Alternative Data for Macro Gaps

The erosion of trust in official government statistics, particularly from the Bureau of Labor Statistics, highlights the risks posed when data collection faces political interference, funding cuts, and falling response rates.

4 months ago   •   13 min read

By Mikheil Shengelia

The Trump administration has been changing how government data is collected and shared, raising concerns among economists, scientists, and policymakers about the integrity of official statistics. This issue came to the forefront when President Trump fired Erika McEntarfer, head of the Bureau of Labor Statistics (BLS), after the agency reported slowing job growth. While presidents often highlight favorable numbers, McEntarfer’s removal sparked alarm over potential politicization of data that has long been considered neutral and reliable. Critics, including members of Trump’s own party, argue that dismissing officials over data reporting undermines confidence in government statistics.

Beyond employment figures, the administration has scaled back or frozen several other streams of federal data. The National Weather Service reduced weather balloon launches, the National Climate Assessment lost funding and staff, and the CDC scrubbed certain HIV statistics from its website. Immigration and workforce datasets have also faced delays or long freezes. These changes have left researchers and the public with significant information gaps, impacting everything from climate forecasting to health decision-making. Experts warn that limiting or altering data could hurt public health and safety, since accurate numbers are essential for making good decisions.

The White House has denied accusations of data manipulation, insisting that the administration is committed to transparency and accuracy. Officials argue that staffing issues, outdated collection methods, and resource constraints explain the cutbacks, while President Trump himself has dismissed unfavorable figures as "rigged." At times, President Trump has contradicted his own agencies’ reports, choosing to amplify positive statistics when they support his narrative. Critics argue that this selective approach damages trust in government data and could weaken institutions that are supposed to provide unbiased, reliable information to the public.

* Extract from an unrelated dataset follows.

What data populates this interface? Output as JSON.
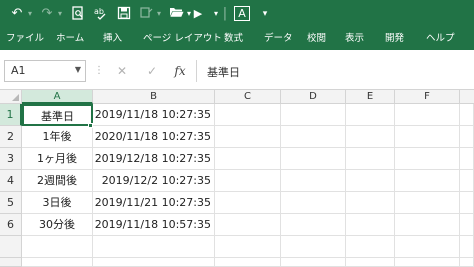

Paul Schroeder, head of the Council of Professional Associations on Federal Statistics, warned that “stat agencies are under incredible pressure to get timely, accurate and granular data to the American public,” emphasizing that staff “are largely apolitical” and focused only on the integrity of the data.

At the same time, President Trump and his allies have accused BLS data of being politically skewed, despite experts saying such claims misunderstand how the agency works. Aaron Sojourner of the Upjohn Institute noted it is “a mistake to imagine that it’s anything other than technical experts doing their best with the resources they have.”

Other commentators highlighted that the BLS increasingly struggled to maintain standards. Data collection has been reduced in several cities, forcing the agency to rely more heavily on estimates and web scraping. By June 2025, 35% of Consumer Price Index (CPI) data points were imputed rather than directly observed, compared with just 10% at the start of the year.

Falling survey response rates since the pandemic have further increased errors and revisions in flagship reports. Meanwhile, the agency faces an 8% budget cut and the loss of more than 150 staff next year, raising concerns about growing delays and declining data quality.

Figure 1: CPI Survey Response Rates Had Not Recovered to Pre-Pandemic Levels (Source: FT)

Similarly, the Current Employment Statistics (CES) survey, which tracks nonfarm employment, and the Job Openings and Labor Turnover Survey (JOLTS) have experienced notable drops in responses. This erosion in data collection undermines the precision of economic reports and raises concerns about the reliability of information used by policymakers, businesses, and households.

The challenge is particularly pressing for the monthly jobs report, which is released on the first Friday of every month with limited time to gather data. With fewer responses coming in from employers, the reports carry a higher margin of error, leading to larger and more frequent revisions. Economists warn that these revisions, such as those highlighted in the July 2025 report, are not evidence of manipulation but rather a reflection of the strain caused by low response rates and under-resourcing at the agency. As a result, the credibility of one of the world’s most closely watched economic indicators is increasingly at risk.

Former and current staff warn that the loss of experienced personnel has compounded the challenges. Many senior “guild masters” who once trained younger staff have opted to retire early, leaving critical expertise gaps. With funding now 18% lower in real terms than in 2009 and advisory committees eliminated, economists caution that the U.S.’s reputation for high-quality statistics is at risk.

Loss of confidence in government data would have major implications for financial markets, particularly the $2.1 trillion Treasury inflation-protected securities (TIPS) market, which relies directly on the CPI calculated by the BLS. “If there is politicization of the BLS, and somehow the data is not credible it poses an enormous risk over time to the TIPS market,” said Amar Reganti of Hartford Funds. Michael Feroli at JPMorgan added that even small changes in how inflation is calculated could make a big difference, noting that using European methods would lower U.S. inflation figures by about 0.2% a year.

Figure 2: Solid Returns for Treasury Inflation Bonds in 2025 (Source: Bloomberg)

This concern comes at a time when inflation has been running above the Federal Reserve’s 2% target, and TIPS have been performing strongly. The Bloomberg index of inflation-protected Treasuries is up 5.7% in 2025, its best run since 2021. At the same time, slowing job growth has fueled bets on an interest rate cut, even as Trump’s tariffs add pressure to prices. With TIPS making up about 7% of U.S. government debt and Treasury planning to sell more of them, investors say maintaining trust in government data is critical. As Reganti put it, “An enormous amount of trust from the Treasury market has been installed in the secretary and the department. It would never give that type of leeway to a private sector issuer.”

Academic Research

Analysis of large datasets for economic monitoring can be traced back to business cycle studies conducted by Arthur Burns and Wesley Mitchell (1946). They embarked on the first comprehensive study of economic fluctuations, treating it as a big data challenge by examining numerous data series for patterns. Their groundbreaking work revealed consistent co-movements among these series, highlighting recurrent expansions and recessions as fundamental states within the economy. 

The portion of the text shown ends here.